Report: Cisco to Target Consumers
By the Betanews Staff | Published January 16, 2006, 1:27 PM
In a move that will expand the company's market reach, Cisco Systems has plans to start selling a line of consumer products including phones, radios and home theater devices, the Financial Times reported on Sunday. Cisco believes it can define itself by adding Internet connectivity to these devices, thus creating a new market.
Cisco is commonly known for its networking products, and owns Linksys, a maker of consumer network devices. Chief development officer Charles Giancarlo told the paper he believes Cisco's ties with Google and Yahoo will also give it an advantage over competitors. A release date for any new consumer products from the company was not given.
Ya know, it would be nice to see Cisco focus on improving on what they allegedly do "best". The more products they put out there the less they'll be focusing on their poorly designed routing and switching products.
I can see it now. "Oh the VOIP function on your new Wi-Fi phone will only work if you have the Engine 4+ Card". *vomit*
Score: 0
As a reference, D-Link does and has been doing this:
http://www.dlink.com/
Score: 0
The real problem with these networked consumer products is financial feasibility. Why buy a network mp3 player when you can buy an ipod or other device that has its own hard drive
Score: 0
Becaause your network can have a bajillion more files than your ipod.
Because a network transport and interface is a known set standard that will be here long after the ipod has moved on to "x" tech. Can you even get accesories or features added to first generation ipods anymore? Boy do they feel abandoned.
The ultimate portable device won't use wires or cables, but will use tcp/ip.
Score: 0
D-Link is owned by Cisco, just fyi
Score: 0
No, Linksys is owned by Cisco (as the article mentions if you had read it).
Score: 0
We can only hope Cisco does better with this, than what they have done for Linksys.
Score: 0
Linksys routers are the most reliable routers I have ever used. I am currently using the Linksys WRT55AG ver 2 dual band wireless network router and it has never froze or crashed once.
Apparently Linksys is using embedded Linux on nearly all of their wireless routers now which makes them far more reliable than D-Link or even Netgear.
Score: 0
I've seen three dead linksys routers. They have the single most sensitive power adapters on the planet. You *must* UPS/surge protect those devices.
Score: 0
I own an IT support company. We've had nothing but problems with every single Linksys device we've seen installed.
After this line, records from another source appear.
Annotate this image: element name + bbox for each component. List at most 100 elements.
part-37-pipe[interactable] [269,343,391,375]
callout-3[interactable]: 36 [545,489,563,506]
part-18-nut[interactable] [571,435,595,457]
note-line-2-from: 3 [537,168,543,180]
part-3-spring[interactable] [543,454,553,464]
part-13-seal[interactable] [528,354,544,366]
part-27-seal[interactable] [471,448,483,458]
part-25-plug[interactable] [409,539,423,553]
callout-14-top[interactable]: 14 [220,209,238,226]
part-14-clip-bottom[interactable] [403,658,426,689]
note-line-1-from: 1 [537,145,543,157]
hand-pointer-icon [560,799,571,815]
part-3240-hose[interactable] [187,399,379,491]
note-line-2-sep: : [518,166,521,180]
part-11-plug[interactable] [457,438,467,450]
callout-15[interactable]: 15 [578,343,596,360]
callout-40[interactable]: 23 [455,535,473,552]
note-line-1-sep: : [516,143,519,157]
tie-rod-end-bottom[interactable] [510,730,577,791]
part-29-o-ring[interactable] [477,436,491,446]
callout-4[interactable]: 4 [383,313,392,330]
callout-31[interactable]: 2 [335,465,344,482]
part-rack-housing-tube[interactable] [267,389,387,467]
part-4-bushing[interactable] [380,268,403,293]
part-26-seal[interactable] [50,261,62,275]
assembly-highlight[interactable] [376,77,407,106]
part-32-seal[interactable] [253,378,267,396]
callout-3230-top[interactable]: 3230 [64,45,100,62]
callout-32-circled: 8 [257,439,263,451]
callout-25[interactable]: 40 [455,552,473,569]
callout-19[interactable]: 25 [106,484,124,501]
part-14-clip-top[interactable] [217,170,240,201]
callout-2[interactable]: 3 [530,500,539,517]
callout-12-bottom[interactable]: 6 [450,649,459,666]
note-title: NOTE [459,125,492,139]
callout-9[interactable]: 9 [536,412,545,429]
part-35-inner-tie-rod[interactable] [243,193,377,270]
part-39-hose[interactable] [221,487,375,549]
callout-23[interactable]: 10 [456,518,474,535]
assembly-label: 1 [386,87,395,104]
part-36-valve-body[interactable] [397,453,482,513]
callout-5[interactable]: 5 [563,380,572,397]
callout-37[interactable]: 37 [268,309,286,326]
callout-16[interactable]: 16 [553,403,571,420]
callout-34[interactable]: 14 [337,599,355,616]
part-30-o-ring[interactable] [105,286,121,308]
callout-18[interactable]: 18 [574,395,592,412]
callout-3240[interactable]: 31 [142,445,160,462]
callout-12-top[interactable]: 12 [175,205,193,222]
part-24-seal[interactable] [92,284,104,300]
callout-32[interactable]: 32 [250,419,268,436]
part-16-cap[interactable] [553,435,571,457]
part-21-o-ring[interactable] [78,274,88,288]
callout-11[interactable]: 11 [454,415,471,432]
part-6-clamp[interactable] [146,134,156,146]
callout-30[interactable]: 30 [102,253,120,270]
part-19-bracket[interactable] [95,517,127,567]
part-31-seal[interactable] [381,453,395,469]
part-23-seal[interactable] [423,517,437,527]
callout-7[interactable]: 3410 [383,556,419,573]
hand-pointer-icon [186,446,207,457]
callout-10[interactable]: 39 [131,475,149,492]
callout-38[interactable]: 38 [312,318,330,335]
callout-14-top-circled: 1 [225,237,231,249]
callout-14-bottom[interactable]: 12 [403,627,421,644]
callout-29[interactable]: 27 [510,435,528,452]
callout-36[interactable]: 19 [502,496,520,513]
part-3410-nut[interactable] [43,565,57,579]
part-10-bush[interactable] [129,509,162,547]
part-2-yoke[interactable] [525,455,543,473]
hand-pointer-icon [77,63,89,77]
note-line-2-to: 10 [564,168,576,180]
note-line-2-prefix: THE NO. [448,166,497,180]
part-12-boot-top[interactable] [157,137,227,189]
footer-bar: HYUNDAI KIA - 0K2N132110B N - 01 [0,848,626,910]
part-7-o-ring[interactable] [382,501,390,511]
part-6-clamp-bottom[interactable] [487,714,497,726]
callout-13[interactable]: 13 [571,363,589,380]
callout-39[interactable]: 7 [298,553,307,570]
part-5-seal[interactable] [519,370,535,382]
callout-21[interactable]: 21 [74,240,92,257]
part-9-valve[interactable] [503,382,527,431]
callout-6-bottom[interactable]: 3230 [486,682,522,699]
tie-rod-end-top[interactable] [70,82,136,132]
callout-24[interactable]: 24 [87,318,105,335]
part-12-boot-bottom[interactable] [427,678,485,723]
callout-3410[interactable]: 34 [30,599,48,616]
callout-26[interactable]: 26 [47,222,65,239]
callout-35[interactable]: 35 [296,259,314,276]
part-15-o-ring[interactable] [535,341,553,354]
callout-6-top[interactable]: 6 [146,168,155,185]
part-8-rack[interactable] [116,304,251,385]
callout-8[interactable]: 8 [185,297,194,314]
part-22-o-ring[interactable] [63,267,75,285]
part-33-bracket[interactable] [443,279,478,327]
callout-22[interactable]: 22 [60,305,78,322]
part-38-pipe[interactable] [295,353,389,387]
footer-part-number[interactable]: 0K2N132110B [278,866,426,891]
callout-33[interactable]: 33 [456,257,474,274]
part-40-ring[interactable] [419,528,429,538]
Dead ports, random rebooting, DHCP server failures, lock ups...horrible experiences. We replace every one we find to be proactive and prevent future problems.
DLink is probably the most reliable we've used apart from Cisco. Some of Netgear's products are awesome, some suck. It's trial and error with them, especially with their VPN products. If you set up a single site to site tunnel, it's rock solid...if you any even one more VPN tunnel, it's flakey as heck.
We've also used Fortinet's FortiGate products with great success. You can't beat them on a price/performance ratio and in ROI for an all-in-one solution.
That said, Linksys makes decent products for home users. Good price point and decent set of features. But I wouldn't put one in a business if my life depended on it.
YMMV.
Score: 0
I've only used wireless networking products from Linksys, D-Link and Netgear but I had a D-Link DI-784 dual band wireless router with two computers wirelessly connected to my network. If I tried downloading a large file on one computer while browsing the web on the other computer the router crashed.
I think the only good routers are ones that use Linux for their OS. I've yet to see a propietary router OS that actually works for very long.